Composer Milton Babbitt is now decomposing. From the New York Times:
Milton Babbitt, a Composer Who Gloried in Complexity, Dies at 94
Milton Babbitt, an influential composer, theorist and teacher who wrote music that was intensely rational and for many listeners impenetrably abstruse, died on Saturday. He was 94 and lived in Princeton, N.J.

Paul Lansky, a composer who studied with Mr. Babbitt and was a colleague at Princeton University, where Mr. Babbitt remained an emeritus professor of composition, said that Mr. Babbitt died at a hospital in Princeton.

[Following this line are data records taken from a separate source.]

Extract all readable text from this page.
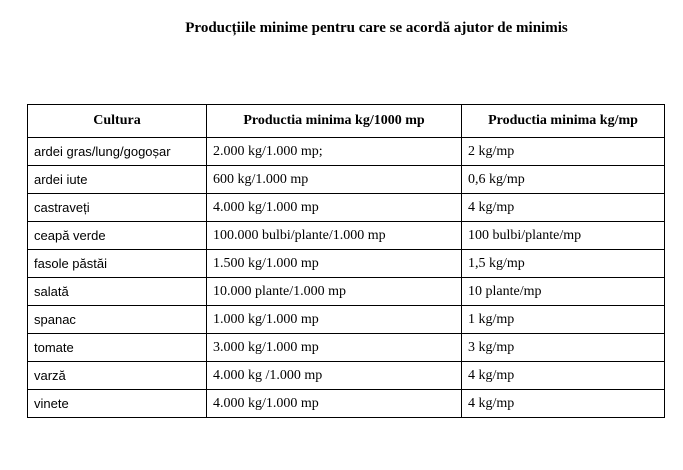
Producțiile minime pentru care se acordă ajutor de minimis
Cultura	Productia minima kg/1000 mp	Productia minima kg/mp
ardei gras/lung/gogoșar	2.000 kg/1.000 mp;	2 kg/mp
ardei iute	600 kg/1.000 mp	0,6 kg/mp
castraveți	4.000 kg/1.000 mp	4 kg/mp
ceapă verde	100.000 bulbi/plante/1.000 mp	100 bulbi/plante/mp
fasole păstăi	1.500 kg/1.000 mp	1,5 kg/mp
salată	10.000 plante/1.000 mp	10 plante/mp
spanac	1.000 kg/1.000 mp	1 kg/mp
tomate	3.000 kg/1.000 mp	3 kg/mp
varză	4.000 kg /1.000 mp	4 kg/mp
vinete	4.000 kg/1.000 mp	4 kg/mp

Mr. Babbitt, who had a lively sense of humor despite the reputation for severity that his music fostered, sometimes referred to himself as a maximalist to stress the musical and philosophical distance between his style and the simpler, more direct style of younger contemporaries like Philip Glass, Steve Reich and other Minimalist composers. It was an apt description.

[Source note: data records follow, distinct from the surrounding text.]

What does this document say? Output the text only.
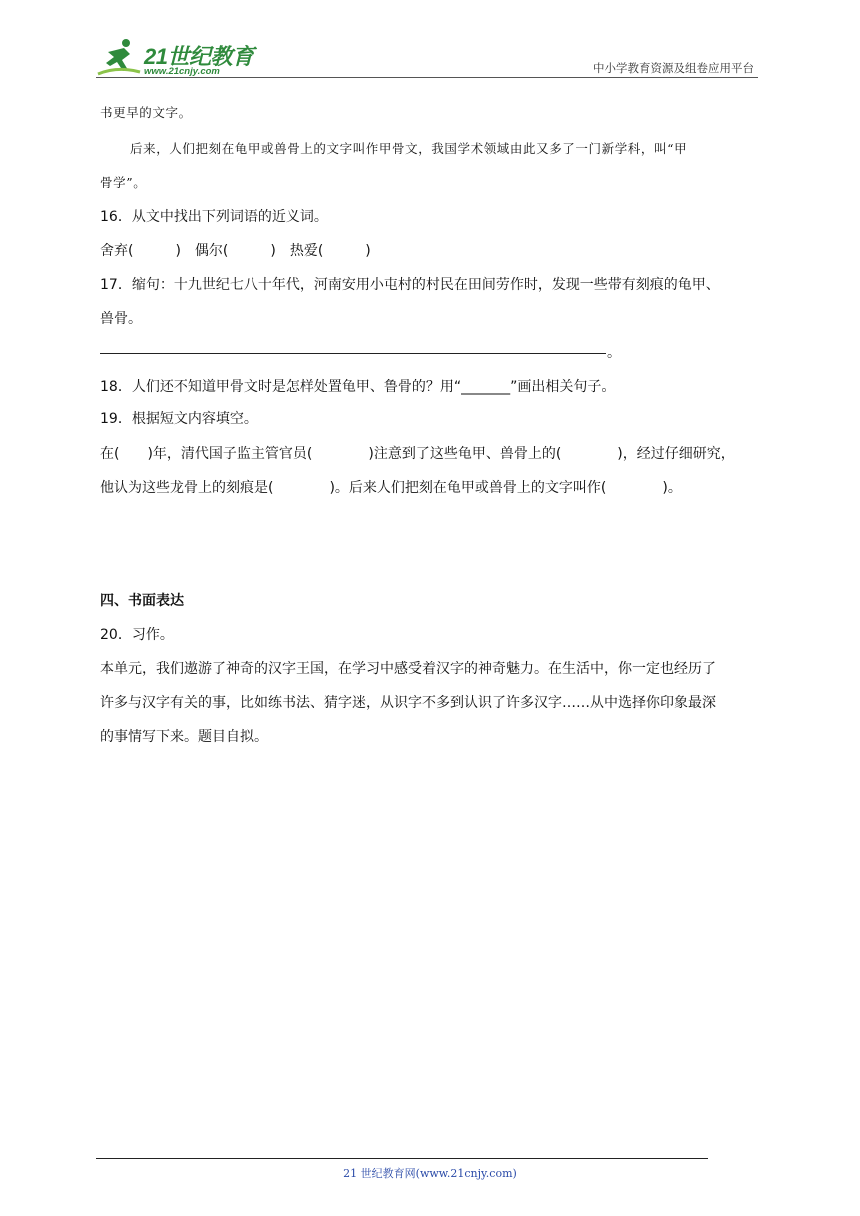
21世纪教育
www.21cnjy.com	中小学教育资源及组卷应用平台
书更早的文字。
后来，人们把刻在龟甲或兽骨上的文字叫作甲骨文，我国学术领域由此又多了一门新学科，叫“甲
骨学”。
16．从文中找出下列词语的近义词。
舍弃(　　　)　偶尔(　　　)　热爱(　　　)
17．缩句：十九世纪七八十年代，河南安用小屯村的村民在田间劳作时，发现一些带有刻痕的龟甲、
兽骨。
。
18．人们还不知道甲骨文时是怎样处置龟甲、鲁骨的？用“_______”画出相关句子。
19．根据短文内容填空。
在(　　)年，清代国子监主管官员(　　　　)注意到了这些龟甲、兽骨上的(　　　　)，经过仔细研究，
他认为这些龙骨上的刻痕是(　　　　)。后来人们把刻在龟甲或兽骨上的文字叫作(　　　　)。
四、书面表达
20．习作。
本单元，我们遨游了神奇的汉字王国，在学习中感受着汉字的神奇魅力。在生活中，你一定也经历了
许多与汉字有关的事，比如练书法、猜字迷，从识字不多到认识了许多汉字……从中选择你印象最深
的事情写下来。题目自拟。
21 世纪教育网(www.21cnjy.com)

Although he dabbled early in his career with theater music, his Composition for Orchestra (1940) ushered in a structurally complex, profoundly organized style that was rooted in Arnold Schoenberg’s serial method.

But Mr. Babbitt expanded on Mr. Schoenberg’s approach. In Mr. Schoenberg’s system, a composer begins by arranging the 12 notes of the Western scale in a particular order called a tone row, or series, on which the work is based. Mr. Babbitt was the first to use this serial ordering not only with pitches but also with dynamics, timbre, duration, registration and other elements. His methods became the basis of the “total serialism” championed in the 1950s by Pierre Boulez, Luigi Nono and other European composers.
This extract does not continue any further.